Let’s say I receive an Excel spreadsheet with data on various fruits, and I have to say which ones look like apples. All I have to do is ask the question “Which fruit is red and round?” “And divided all the fruits that answered” yes “and” no “into two parts. Now, a red and round fruit doesn’t have to be an apple, and all apples don’t have to be red and round. So I’m going to ask the next question, for red and round fruit: “Which fruit has red or yellow?” And to the fruit that was not red and round: “Which fruit is green and round?” . Based on these questions, it’s fairly accurate to say which ones are apples. This set of problems is the decision tree. However, this is a decision tree that I’ve visually described. Intuition cannot be applied to complex data with high dimensions. We have to ask a series of questions automatically by looking at the marked data. That’s what machine learning-based decision trees do. Earlier versions like CART trees were used for simple data, but as data sets grew larger, the trade-offs between bias and variance needed to be solved by better algorithms. Two commonly used decision tree algorithms are the random forest algorithm (which builds different classifiers on a subset of attributes and combines them together for output) and the enhanced tree algorithm (which trains a series of trees on top of other trees and corrects errors in their subtrees).

Decision trees can be used to classify data points (or even regressions).

Tool library:

Scikit-learn.org/stable/modu…

Scikit-learn.org/stable/modu…

xgboost.readthedocs.io/en/latest/

catboost.yandex/

Introduction Tutorial:

Xgboost. Readthedocs. IO/en/latest/m…

Arxiv.org/abs/1511.05…

Arxiv.org/abs/1407.75…

Education.parrotprediction.teachable.com/p/practical…

More algorithms (you should learn)

If you’re still wondering whether this approach can solve a task like DeepMind’s defeat of the world go champion, think again. The 10 algorithms we discussed above are all pattern recognition, not strategy learning. To learn strategies for solving multi-step problems, such as winning a board game or playing an Atari game, we need to create a free end that learns the rewards and punishments it faces. This type of machine learning is called reinforcement learning. Much (but not all) of the recent work in the field has been done by combining the perception of convolutional networks or LSTM with a group of algorithms called real-time differential learning. These include Q-learning, SARSA, and other variants. These algorithms cleverly use the Behrman equation to get a loss function that allows the terminal to be trained by environmental rewards.
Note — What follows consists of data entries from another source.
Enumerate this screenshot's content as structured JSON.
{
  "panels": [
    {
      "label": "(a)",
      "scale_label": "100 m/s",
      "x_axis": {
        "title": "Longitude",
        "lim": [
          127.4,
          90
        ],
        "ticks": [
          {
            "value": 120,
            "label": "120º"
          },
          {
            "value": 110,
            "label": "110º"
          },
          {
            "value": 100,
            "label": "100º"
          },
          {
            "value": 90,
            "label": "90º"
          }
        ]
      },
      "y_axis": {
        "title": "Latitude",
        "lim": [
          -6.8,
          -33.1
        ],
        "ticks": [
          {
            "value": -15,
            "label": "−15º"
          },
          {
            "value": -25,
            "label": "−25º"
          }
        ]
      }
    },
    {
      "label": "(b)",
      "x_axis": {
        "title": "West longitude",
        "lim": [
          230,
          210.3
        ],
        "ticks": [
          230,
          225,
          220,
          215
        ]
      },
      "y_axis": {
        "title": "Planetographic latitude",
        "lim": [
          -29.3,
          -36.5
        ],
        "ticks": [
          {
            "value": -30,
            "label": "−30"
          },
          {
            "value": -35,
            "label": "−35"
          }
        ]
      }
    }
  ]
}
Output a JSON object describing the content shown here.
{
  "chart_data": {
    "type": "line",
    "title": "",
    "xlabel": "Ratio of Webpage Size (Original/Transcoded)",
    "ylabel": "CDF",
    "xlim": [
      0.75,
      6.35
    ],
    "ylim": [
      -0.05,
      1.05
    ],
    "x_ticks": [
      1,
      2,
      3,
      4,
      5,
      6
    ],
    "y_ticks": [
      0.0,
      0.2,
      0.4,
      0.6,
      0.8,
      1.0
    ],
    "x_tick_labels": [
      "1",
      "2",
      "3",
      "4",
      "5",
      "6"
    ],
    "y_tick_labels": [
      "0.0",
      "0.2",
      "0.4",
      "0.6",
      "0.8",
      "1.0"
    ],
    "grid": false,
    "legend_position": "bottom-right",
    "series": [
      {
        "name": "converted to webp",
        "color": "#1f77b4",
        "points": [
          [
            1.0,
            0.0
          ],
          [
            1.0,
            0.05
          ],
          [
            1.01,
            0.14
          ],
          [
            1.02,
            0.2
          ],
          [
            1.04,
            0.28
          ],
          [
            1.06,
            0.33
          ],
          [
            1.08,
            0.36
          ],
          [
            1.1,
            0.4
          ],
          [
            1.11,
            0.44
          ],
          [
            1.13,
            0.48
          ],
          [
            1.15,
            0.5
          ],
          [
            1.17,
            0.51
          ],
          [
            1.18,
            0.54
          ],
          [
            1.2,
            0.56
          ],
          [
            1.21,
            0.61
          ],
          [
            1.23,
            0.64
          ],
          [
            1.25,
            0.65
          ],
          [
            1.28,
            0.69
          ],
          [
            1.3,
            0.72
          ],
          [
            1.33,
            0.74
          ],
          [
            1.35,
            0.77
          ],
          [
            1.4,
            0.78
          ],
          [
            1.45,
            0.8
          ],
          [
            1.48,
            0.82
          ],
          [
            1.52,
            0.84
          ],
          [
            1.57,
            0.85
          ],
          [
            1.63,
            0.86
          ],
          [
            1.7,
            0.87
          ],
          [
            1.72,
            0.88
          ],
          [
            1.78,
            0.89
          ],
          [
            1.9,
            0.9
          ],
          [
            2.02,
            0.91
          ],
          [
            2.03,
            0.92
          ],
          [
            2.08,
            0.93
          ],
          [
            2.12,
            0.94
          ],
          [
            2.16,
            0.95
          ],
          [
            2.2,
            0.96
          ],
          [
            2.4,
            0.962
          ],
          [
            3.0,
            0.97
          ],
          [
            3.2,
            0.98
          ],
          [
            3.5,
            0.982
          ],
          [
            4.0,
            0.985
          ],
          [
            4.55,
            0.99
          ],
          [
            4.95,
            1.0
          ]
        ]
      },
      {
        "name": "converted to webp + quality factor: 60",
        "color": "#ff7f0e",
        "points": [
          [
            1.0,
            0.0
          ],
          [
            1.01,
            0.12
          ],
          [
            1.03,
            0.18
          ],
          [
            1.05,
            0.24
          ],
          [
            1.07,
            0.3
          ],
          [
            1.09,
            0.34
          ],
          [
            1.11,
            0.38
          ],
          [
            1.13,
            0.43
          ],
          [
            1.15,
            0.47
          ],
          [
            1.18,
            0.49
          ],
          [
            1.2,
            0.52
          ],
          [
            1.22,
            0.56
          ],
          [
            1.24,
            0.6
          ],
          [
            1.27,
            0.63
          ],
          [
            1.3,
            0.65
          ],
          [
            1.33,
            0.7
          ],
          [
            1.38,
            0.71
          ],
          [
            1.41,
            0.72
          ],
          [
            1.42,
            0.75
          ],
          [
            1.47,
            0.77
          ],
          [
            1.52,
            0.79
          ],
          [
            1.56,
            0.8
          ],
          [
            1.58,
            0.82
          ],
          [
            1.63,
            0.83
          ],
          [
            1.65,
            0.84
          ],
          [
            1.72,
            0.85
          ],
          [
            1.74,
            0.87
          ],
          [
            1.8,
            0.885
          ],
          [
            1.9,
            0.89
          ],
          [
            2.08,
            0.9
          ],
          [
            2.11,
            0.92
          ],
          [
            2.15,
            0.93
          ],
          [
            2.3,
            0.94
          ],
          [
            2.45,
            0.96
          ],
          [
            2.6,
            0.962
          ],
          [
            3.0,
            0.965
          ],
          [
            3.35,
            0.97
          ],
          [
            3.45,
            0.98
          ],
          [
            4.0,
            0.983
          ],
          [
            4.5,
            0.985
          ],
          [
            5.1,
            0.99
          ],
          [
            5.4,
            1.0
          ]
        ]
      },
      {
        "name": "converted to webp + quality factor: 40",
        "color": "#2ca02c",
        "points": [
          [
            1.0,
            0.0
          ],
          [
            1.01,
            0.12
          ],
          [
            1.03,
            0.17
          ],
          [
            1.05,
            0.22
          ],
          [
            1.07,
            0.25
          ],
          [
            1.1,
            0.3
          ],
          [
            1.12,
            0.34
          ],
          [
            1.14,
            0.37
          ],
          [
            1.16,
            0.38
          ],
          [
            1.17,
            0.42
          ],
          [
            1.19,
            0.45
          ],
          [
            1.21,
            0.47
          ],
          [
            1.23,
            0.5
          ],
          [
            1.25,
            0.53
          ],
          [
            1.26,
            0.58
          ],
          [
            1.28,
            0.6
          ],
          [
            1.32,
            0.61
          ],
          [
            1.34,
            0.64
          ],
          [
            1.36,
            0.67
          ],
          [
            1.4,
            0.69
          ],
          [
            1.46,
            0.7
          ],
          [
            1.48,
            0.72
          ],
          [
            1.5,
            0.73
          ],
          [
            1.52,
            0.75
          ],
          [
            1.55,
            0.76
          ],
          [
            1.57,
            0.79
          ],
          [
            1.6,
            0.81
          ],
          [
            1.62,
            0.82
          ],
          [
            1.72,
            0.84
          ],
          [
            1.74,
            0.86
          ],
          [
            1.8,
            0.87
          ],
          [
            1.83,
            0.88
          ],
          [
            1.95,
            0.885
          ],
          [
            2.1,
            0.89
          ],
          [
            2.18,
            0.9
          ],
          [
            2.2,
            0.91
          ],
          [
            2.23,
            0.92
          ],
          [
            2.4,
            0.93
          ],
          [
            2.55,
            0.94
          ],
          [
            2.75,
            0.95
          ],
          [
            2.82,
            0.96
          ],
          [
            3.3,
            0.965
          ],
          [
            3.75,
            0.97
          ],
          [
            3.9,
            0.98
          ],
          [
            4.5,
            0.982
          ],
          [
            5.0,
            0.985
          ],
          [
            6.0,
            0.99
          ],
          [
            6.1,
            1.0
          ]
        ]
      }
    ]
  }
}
These algorithms are mainly used for automatic game playing :D, but also have some applications in speech generation and entity recognition.

Tool library:

Github.com/keras-rl/ke…

Github.com/tensorflow/…

Introduction Tutorial:

Get free books by Sutton and Barto: web2.qatar.cmu.edu/~gdicaro/15…

Check out David Silver’s course at www.youtube.com/watch?v=2pW… .

These are the 10 machine learning algorithms you must learn to be a data scientist.

You can read about machine learning tools here.

Hope you enjoyed this article, and get started on your AI journey with your free ParallelDots account. You can also view a sample of our API here.

See the original article here.

If you find any errors in the translation or other areas that need improvement, you are welcome to revise and PR the translation in the Gold Translation program, and you can also get corresponding bonus points. The permanent link to this article at the beginning of this article is the MarkDown link to this article on GitHub.


Diggings translation project is a community for translating quality Internet technical articles from diggings English sharing articles. The content covers the fields of Android, iOS, front end, back end, blockchain, products, design, artificial intelligence and so on. For more high-quality translations, please keep paying attention to The Translation Project, official weibo and zhihu column.